Celgene’s director of financial reporting John Lazorchak and Sanofi’s director of accounting and reporting Mark S. Cupo were two among seven members of what authorities called an “insider trading ring” who illegally tipped others off to confidential information about their companies. While the nonpublic information mostly involved upcoming mergers or acquisitions, Lazorchak also tipped confidential details about Celgene’s quarterly earnings and the status of the company’s application to expand the use of its drug Revlimid (lenalidomide).
SEC said the insider traders hoped to avoid detection by including nontrading middlemen who received the nonpublic information from the insider and tipped others, in exchange for cash payments made in installments to avoid the scrutiny of large cash withdrawals.
Cupo’s friend Michael Castelli, and a high school classmate of Castelli, Lawrence Grum, served as primary traders, SEC alleges. The agency accuses them of trying to hide their illegal conduct by compiling binders of research that served as a false basis for their trading, and by actively trading in Celgene stock to create a pattern of long-standing positions.
Charged additionally were Lazorchak’s high school friends Michael T. Pendolino of New Hampshire and James N. Deprado of Virginia; the other defendants live in New Jersey.
According to the SEC complaint, the insider trading ring began in 2007 when Lazorchak left Sanofi, where he had worked with Cupo, for Celgene. Lazorchak told Cupo he was initially working on Celgene’s possible acquisition of Pharmion. Cupo discussed Lazorchak’s position with a friend, Castelli, who in turn brought in Grum.
SEC alleges that Castelli and Grum devised the scheme in which Lazorchak offered nonpublic Celgene information to Cupo, who in turn tipped Castelli and Grum so they could trade based on the insider info. Castelli and Grum paid Cupo, and gave him money to pass along to Lazorchak, who never never knew the identities of Castelli or Grum, but did know Cupo was passing confidential Celgene information to others.
Another high school friend of Lazorchak—Mark D. Foldy, a marketing employee with medical device maker Stryker—joined the ring in 2007, the agency said, when Lazorchak tipped him with confidential details about the merger of Celgene and Pharmion, upon which Foldy illegally traded prior to public announcement of the deal. After Foldy obtained $14,500 in profits, Lazorchak repeatedly demanded that he be compensated for the inside information. Foldy ultimately paid Lazorchak at least $500 and later offered him illegal tips of confidential information about a tender offer involving Stryker. Lazorchak did not trade, but tipped off Pendolino so he could carry out the trade. Pendolino tipped Deprado, who also traded, while Lazorchak additionally tipped Cupo, who acted as a middleman and tipped Castelli and Grum, who both traded.
According to the complaint, Cupo began tipping inside information about his employer in 2009 when he learned in advance of the announcement that Sanofi planned to announce a tender offer to acquire drug developer Chattem. He tipped Castelli and Grum, who both traded on the nonpublic information.

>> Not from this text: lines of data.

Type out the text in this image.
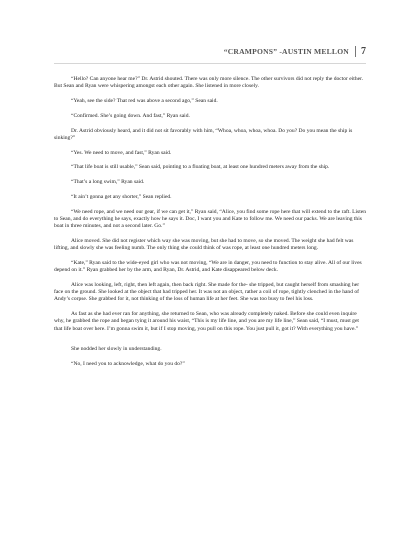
“CRAMPONS” -AUSTIN MELLON 7

“Hello? Can anyone hear me?” Dr. Astrid shouted. There was only more silence. The other survivors did not reply the doctor either. But Sean and Ryan were whispering amongst each other again. She listened in more closely.

“Yeah, see the side? That red was above a second ago,” Sean said.

“Confirmed. She’s going down. And fast,” Ryan said.

Dr. Astrid obviously heard, and it did not sit favorably with him, “Whoa, whoa, whoa, whoa. Do you? Do you mean the ship is sinking?”

“Yes. We need to move, and fast,” Ryan said.

“That life boat is still usable,” Sean said, pointing to a floating boat, at least one hundred meters away from the ship.

“That’s a long swim,” Ryan said.

“It ain’t gonna get any shorter,” Sean replied.

“We need rope, and we need our gear, if we can get it,” Ryan said, “Alice, you find some rope here that will extend to the raft. Listen to Sean, and do everything he says, exactly how he says it. Doc, I want you and Kate to follow me. We need our packs. We are leaving this boat in three minutes, and not a second later. Go.”

Alice moved. She did not register which way she was moving, but she had to move, so she moved. The weight she had felt was lifting, and slowly she was feeling numb. The only thing she could think of was rope, at least one hundred meters long.

“Kate,” Ryan said to the wide-eyed girl who was not moving, “We are in danger, you need to function to stay alive. All of our lives depend on it.” Ryan grabbed her by the arm, and Ryan, Dr. Astrid, and Kate disappeared below deck.

Alice was looking, left, right, then left again, then back right. She made for the- she tripped, but caught herself from smashing her face on the ground. She looked at the object that had tripped her. It was not an object, rather a coil of rope, tightly clenched in the hand of Andy’s corpse. She grabbed for it, not thinking of the loss of human life at her feet. She was too busy to feel his loss.

As fast as she had ever ran for anything, she returned to Sean, who was already completely naked. Before she could even inquire why, he grabbed the rope and began tying it around his waist, “This is my life line, and you are my life line,” Sean said, “I must, must get that life boat over here. I’m gonna swim it, but if I stop moving, you pull on this rope. You just pull it, got it? With everything you have.”

She nodded her slowly in understanding.

“No, I need you to acknowledge, what do you do?”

(Read the full complaint here.)
SEC charged all seven defendants violating two antifraud provisions of the Securities Exchange Act of 1934, Sections 10(b) and 14(e), while Castelli and Grum were additionally charged with fraud under Section 17(a) of the Securities Exchange Act of 1933. SEC is seeking permanent injunctions, disgorgement of ill-gotten gains with interest, financial penalties, and stipulations barring officer and director roles in public companies for Lazorchak, Cupo, and Foldy.
SEC—which said its investigation is continuing—brought the charges along with the U.S. Attorney’s Office for the District of New Jersey, with help from the FBI, the Financial Industry Regulatory Authority, and the Options Regulatory Surveillance Authority.